In [1]:
import pandas as pd
import torch
from PIL import Image
import easyocr
from tqdm.auto import tqdm
import gc
import os

def setup_ocr():
    """Initialize EasyOCR with GPU support"""
    # Force GPU usage
    os.environ['CUDA_VISIBLE_DEVICES'] = '0'
    reader = easyocr.Reader(['en'], gpu=True)
    return reader

def process_batch(image_paths, reader, batch_size=64, pbar=None):
    """Process a batch of images efficiently"""
    results = []
    
    # Process images in batches
    for i in range(0, len(image_paths), batch_size):
        batch = image_paths[i:i + batch_size]
        
        # Read and process batch
        batch_results = []
        for img_path in batch:
            try:
                # Read the text
                texts = reader.readtext(img_path)
                # Concatenate all detected text
                full_text = ' '.join([text[1] for text in texts])
                batch_results.append(full_text)
            except Exception as e:
                print(f"Error processing {img_path}: {str(e)}")
                batch_results.append('')
            
            if pbar is not None:
                pbar.update(1)
        
        results.extend(batch_results)
        
        # Clear GPU memory
        torch.cuda.empty_cache()
        gc.collect()
    
    return results

def ocr_dataframes(df1, df2, image_path_col='image_path', batch_size=64):
    """Process OCR for two dataframes with image paths"""
    # Initialize OCR
    print("Initializing EasyOCR...")
    reader = setup_ocr()
    
    total_images = len(df1) + len(df2)
    
    # Create master progress bar
    with tqdm(total=total_images, desc="Total Progress", position=0) as master_pbar:
        # Process first DataFrame
        print("\nProcessing first DataFrame...")
        df1['ocr_text'] = process_batch(
            df1[image_path_col].tolist(),
            reader,
            batch_size,
            master_pbar
        )
        
        # Process second DataFrame
        print("\nProcessing second DataFrame...")
        df2['ocr_text'] = process_batch(
            df2[image_path_col].tolist(),
            reader,
            batch_size,
            master_pbar
        )
    
    return df1, df2


# Example usage
if __name__ == "__main__":
    # Load your DataFrames
    train_df = pd.read_csv("/kaggle/input/visual-taxonomy/train.csv")
    test_df = pd.read_csv("/kaggle/input/visual-taxonomy/test.csv")
    train_images = "/kaggle/input/visual-taxonomy/train_images/"
    test_images = "/kaggle/input/visual-taxonomy/test_images/"
    
    # Generate image paths and process
    train_df["image_path"] = train_df["id"].apply(lambda x: os.path.join(train_images, f"{str(x).zfill(6)}.jpg"))
    test_df["image_path"] = test_df["id"].apply(lambda x: os.path.join(test_images, f"{str(x).zfill(6)}.jpg"))
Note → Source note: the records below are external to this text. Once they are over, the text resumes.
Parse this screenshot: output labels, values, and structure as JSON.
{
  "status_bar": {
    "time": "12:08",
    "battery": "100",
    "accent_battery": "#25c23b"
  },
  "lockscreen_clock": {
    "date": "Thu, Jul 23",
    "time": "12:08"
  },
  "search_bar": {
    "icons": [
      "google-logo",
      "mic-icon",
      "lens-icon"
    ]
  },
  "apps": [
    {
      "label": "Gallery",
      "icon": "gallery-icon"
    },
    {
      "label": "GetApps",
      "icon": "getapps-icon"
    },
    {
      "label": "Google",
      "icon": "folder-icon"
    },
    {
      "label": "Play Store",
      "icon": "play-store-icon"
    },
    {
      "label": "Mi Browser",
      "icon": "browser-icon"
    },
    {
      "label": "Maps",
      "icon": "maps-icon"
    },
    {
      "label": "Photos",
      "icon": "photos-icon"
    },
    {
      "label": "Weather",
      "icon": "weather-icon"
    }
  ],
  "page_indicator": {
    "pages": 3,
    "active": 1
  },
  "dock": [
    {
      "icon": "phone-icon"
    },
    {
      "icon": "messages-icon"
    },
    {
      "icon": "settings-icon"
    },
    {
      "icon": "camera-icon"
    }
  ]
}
    # Filter for the 'Sarees' category
    df1 = train_df
    df2 = test_df

    
    # Process OCR
    df1_processed, df2_processed = ocr_dataframes(df1, df2)
    
    # Save results
    df1_processed.to_csv('df1_with_ocr.csv', index=False)
    df2_processed.to_csv('df2_with_ocr.csv', index=False)

Initializing EasyOCR...


Total Progress:   0%|          | 0/100418 [00:00<?, ?it/s]


Processing first DataFrame...

Processing second DataFrame...